Одновременно с решением задач на государственном уровне Черчилль решил лично опробовать новую технику. На тот момент это было очень рискованное предприятие. Тот же Ролле погиб в результате авиакатастрофы, когда его биплан развалился в воздухе на высоте шести метров. Черчилль и сам отлично понимал всю опасность своего увлечения. «Воздух — очень опасная, ревнивая и требовательная любовница, — писал он в своей статье. — Посвятив себя ей, многие оставались верными до конца, наступавшего, как правило, задолго до прихода старости»[618].
Тем не менее страх не помешал ему стать одним из первых британских политиков, поднявшихся в воздух. В увлечении авиацией проявились два качества Черчилля: храбрость, которая в годы войны будет восхищать его коллег[619], и тяга к опасностям[620]. «Лично на меня события, которые требуют проявления моральной и физической смелости, действуют воодушевляющим образом», — признается он Гарольду Николсону[621].
Подняться в воздух для Черчилля было вызовом, и он не мог его не принять. Делясь с читателями своими ощущения, он признавался, что был «немало удивлен, когда, оторвавшись от земли, не испытал ожидаемого чувства головокружения». Несмотря на успешный взлет, его воображение продолжало рисовать «картины крушения и аварии». По своему «незнанию и невежеству» он надеялся, что это произойдет над какой-нибудь «мягкой водной поверхностью». Но несмотря на все страхи, первый полет завершится успешно[622].
Одного полета Черчиллю оказалось мало — он решил не только вновь подняться в воздух, но и лично научиться управлять воздушным судном. «Все великолепно, как в старые добрые времена Англобурской войны! — писал он своей супруге в октябре 1913 года, после очередного посещения авиабазы. — Я наслаждаюсь моментом: никаких скучных партийных склок, надоевших газет и нелепых выборов. Как же я счастлив, что мы живем в эпоху, когда достижения прогресса видны в каждой области военной авиации!»[623].
По воспоминаниям современников, политик был «проблемным учеником». «Он был хорош в воздухе, — признавался один из очевидцев, — но вызывал большие опасения во время взлета и посадки»[624]. По мнению будущего маршала авиации Хью Монтагю Тренчарда (1873–1956), «Черчилль слишком нетерпелив, чтобы быть настоящим пилотом»[625]. Учивший политика капитан Гилберт Вернон Уайлдмен-Лашингтон (1887–1913) вспоминал, что он с трудом уговорил Черчилля прерваться на ланч. Легко себе представить состояние политика, если даже в свой день рождения он только и думал, что о пилотировании. «Вы могли бы объяснить мне некоторые аспекты управления самолетом, — обратился он к инструктору. — Как вы считаете, какие у меня проблемы? Мне кажется, я слишком сильно дергаю штурвал, а может быть, это всего лишь мои догадки…»[626].

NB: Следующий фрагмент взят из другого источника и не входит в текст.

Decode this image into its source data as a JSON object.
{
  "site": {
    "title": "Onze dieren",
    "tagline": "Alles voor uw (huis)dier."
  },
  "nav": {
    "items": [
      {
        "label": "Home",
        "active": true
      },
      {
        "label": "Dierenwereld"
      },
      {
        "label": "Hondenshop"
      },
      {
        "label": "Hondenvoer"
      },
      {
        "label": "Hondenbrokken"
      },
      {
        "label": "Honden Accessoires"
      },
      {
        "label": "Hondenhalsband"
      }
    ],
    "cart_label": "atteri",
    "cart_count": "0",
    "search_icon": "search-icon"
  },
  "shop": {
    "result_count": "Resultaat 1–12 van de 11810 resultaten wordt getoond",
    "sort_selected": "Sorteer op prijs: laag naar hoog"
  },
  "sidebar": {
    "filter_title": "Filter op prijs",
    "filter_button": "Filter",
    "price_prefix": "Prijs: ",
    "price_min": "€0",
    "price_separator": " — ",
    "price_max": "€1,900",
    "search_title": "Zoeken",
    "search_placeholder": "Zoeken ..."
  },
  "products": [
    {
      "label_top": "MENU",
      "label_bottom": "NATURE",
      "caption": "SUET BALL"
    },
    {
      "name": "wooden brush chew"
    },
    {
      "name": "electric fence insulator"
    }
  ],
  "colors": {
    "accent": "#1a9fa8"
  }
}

«Начав летать из чувства долга, восхищения и любопытства, я продолжил брать уроки пилотирования из-за того неподдельного веселья и удовольствия, которое они мне доставляли», — объясняет Черчилль мотивы своего поведения[627]. В его словах звучат нотки оправдания, и было отчего. Однажды во время неудачного приземления самолет так тряхнуло, что политик чудом не свалился под шасси. Коммандер Спенсер Дуглас Грей (1889–1937), с которым Черчилль впервые поднялся в воздух и который на первых порах исполнял роль инструктора, спустя три дня после полета со своим учеником получит серьезные ранения, когда его самолет войдет в штопор; к счастью, ему удалось совершить аварийную посадку. В декабре 1913 года во время жесткой посадки сломал себе шею другой инструктор Черчилля, Уайлдмен-Лашингтон, — сломал на том самом самолете, на котором совсем недавно летал с главой Адмиралтейства.

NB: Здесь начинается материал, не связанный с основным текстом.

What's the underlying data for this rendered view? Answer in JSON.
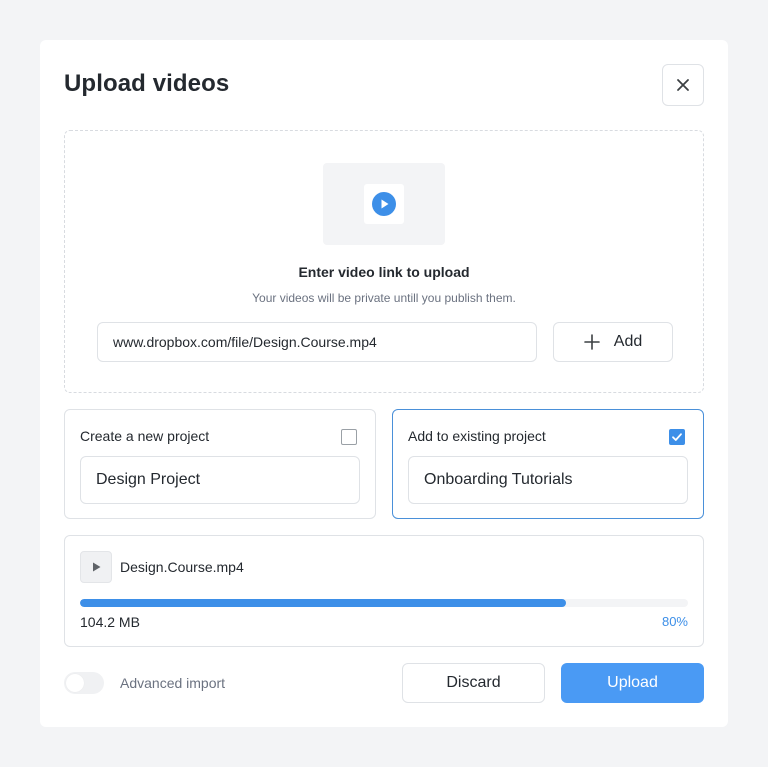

Неудивительно, что новое увлечение вызвало беспокойство Клементины. «Мой дорогой, — умоляла она. — Я слышала, что ты сегодня хотел подняться в воздух. Заклинаю тебя, не делай этого, утром обещали сильный ветер, и вообще, сегодня не самый удачный день для воздухоплавания»[628]. «Тебе не о чем беспокоиться, — успокаивал ее Черчилль. — На аэродроме одновременно взлетают по двадцать самолетов, тысячи вылетов без единого несчастного случая. Ты же так хорошо меня знаешь. С твоей интуицией ты видишь все мои достоинства и недостатки. Иногда мне кажется, что я способен завоевать целый мир. В другой раз я понимаю, что всего лишь тщеславный дурак. Твоя любовь ко мне — это самое великое счастье, выпавшее на мою долю. Ничто в этом мире не способно изменить моей привязанности к тебе. Единственное, что я хочу, так это стать более достойным тебя»[629].